I get it, I used to get really upset when business "overruled" engineering advise and decided to adopt a subpar solution, such as reaching for a 3rd party vendor or telling me what library they want me to use.

Then I realized that the job of a really good senior engineer is to offer options, be able to discuss the tradeoffs of each and to empower the business to make informed decisions that take ALL of the context into account: budgets, timelines, market pressures, planned shelf-life of the application, what "quality" means to end users etc.

It is the business' role to do cost benefit analysis. Engineers tend to get into the mindset of "there is one, 'right', way to do something." The reality is that there are many possible solutions to a given problem, each with their own tradeoffs. The business hired you to be able to provide solutions that align with business goals, objectives and budgets.

If a manager is telling you that they like a particular tool and would like you to consider it, that's a sign that you have failed at communicating. You have not communicated the fact that you have already explored various options, you have not communicated the fact that you understand that there are tradeoffs to be found among various options, you have not communicated that there are options at all. Most likely you did what engineers are inclined to do: you told them what you think is the 'right' way to do it, and they don't like that because it is too expensive and you didn't give them a single "out" so they are looking for them themselves (even though that was your job).

"Synergy: Value genuine, purpose-driven communication over forced meetings and rigid processes."

That's no different than "people over processes" from the original Agile manifesto.

"Adaptability"

What do you think 'agile' means?

"Courage: Foster an environment where taking risks and learning from failures lead to breakthrough solutions."

Courage is a value that companies either hold or they don't. At my current employer we embody this as "Normal sucks" in our core values. This tends to be a culture problem when companies don't value courage. I don't object to this one, but it suggests that the author is bitter having worked at companies that don't value this and want to maintain status-quo.

"Mastery: Cultivate engineers who combine deep technical proficiency with a clear understanding of the product vision."

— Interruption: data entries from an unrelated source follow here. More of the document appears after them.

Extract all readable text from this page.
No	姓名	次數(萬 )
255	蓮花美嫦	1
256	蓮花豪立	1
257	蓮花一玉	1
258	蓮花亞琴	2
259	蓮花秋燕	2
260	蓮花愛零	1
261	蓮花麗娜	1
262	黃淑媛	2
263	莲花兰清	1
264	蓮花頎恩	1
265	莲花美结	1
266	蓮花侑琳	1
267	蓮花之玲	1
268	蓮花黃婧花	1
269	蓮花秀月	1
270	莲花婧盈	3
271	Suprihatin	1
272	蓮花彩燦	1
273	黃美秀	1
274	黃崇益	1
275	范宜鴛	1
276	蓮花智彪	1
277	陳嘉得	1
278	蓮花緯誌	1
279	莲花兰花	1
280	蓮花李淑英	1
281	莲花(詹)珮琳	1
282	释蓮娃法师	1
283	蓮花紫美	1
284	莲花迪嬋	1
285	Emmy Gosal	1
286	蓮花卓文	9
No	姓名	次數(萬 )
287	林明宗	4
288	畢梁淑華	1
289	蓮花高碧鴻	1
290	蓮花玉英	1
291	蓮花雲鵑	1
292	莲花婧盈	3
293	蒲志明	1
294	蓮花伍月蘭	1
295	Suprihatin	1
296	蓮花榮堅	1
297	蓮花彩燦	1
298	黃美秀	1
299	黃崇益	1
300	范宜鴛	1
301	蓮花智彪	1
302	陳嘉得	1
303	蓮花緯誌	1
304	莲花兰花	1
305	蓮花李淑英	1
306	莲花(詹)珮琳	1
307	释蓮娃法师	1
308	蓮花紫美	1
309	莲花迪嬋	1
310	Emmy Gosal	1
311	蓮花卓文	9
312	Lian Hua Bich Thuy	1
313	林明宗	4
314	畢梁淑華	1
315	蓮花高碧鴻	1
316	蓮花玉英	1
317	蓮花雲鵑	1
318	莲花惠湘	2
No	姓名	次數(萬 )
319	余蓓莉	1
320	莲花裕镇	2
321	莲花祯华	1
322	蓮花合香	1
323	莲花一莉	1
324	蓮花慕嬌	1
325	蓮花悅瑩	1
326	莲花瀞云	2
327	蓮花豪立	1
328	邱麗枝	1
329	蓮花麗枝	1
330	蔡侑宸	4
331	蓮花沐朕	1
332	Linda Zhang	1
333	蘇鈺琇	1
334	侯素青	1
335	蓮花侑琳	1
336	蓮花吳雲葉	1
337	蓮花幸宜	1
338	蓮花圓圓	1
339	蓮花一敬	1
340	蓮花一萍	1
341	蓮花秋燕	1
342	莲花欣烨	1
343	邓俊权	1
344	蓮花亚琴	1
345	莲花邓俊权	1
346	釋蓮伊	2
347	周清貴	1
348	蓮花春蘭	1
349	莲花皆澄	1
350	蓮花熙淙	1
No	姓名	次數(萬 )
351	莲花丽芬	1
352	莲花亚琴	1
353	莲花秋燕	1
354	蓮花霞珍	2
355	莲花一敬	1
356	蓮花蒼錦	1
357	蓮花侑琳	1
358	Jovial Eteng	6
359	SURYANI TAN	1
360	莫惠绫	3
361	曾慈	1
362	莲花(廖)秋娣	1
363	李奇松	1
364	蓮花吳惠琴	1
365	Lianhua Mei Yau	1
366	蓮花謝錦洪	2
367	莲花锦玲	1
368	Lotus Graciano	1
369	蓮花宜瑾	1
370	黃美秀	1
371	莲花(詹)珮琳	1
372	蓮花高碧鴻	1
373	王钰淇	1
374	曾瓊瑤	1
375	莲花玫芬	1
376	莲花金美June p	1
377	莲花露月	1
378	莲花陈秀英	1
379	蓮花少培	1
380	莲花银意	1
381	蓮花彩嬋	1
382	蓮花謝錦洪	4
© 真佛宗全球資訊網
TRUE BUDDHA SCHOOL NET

Here's the catch-22 when it comes to business:

You want to hire a team of super experienced and talented engineers who can develop your application to an incredibly high standard in a very fast time.

Your first problem is that the labour pool for software is already tiny. That's why wages are high. So you have a hard time just finding these engineers in the first place. Once you've invested weeks into trying to recruit them, some Fintech company with a bigger budget snatches them up from under you.

Now say you did manage to hire a few. These are middle-aged individuals with families who cost a small fortune and have very low tolerances for bullshit. They will not work weekends. They may be willing to work the occasional overtime but only if that's a rare occurrence, they participated in getting the team into the weeds and the overtime is guaranteed to get the team back on track.

This senior engineer isn't looking to get promoted, they are already earning enough comp that more money no longer motivates them. Some of them are approaching retirement while others are looking to move into leadership positions.

Whereas you have less difficulty hiring someone with 5 years experience. This is a young person in their mid-twenties who has something to prove. They want to get promoted so they want to impress you. They are not married with children and so they are way more willing to give up weekends and churn out mediocre pull requests like it's no ones' business.

What the younger engineer needs is guidance and mentorship. They need the people that you want writing the code teaching them how to write the code that you want.

That's another culture issue. But hiring is difficult especially if the person doing the hiring is not an expert in the domain they're hiring for. This will be the case for virtually ALL tech startups that aren't being co-founded by an engineer ... you need to trust that the top engineering talent you are hiring is competent to do the tech hiring for you.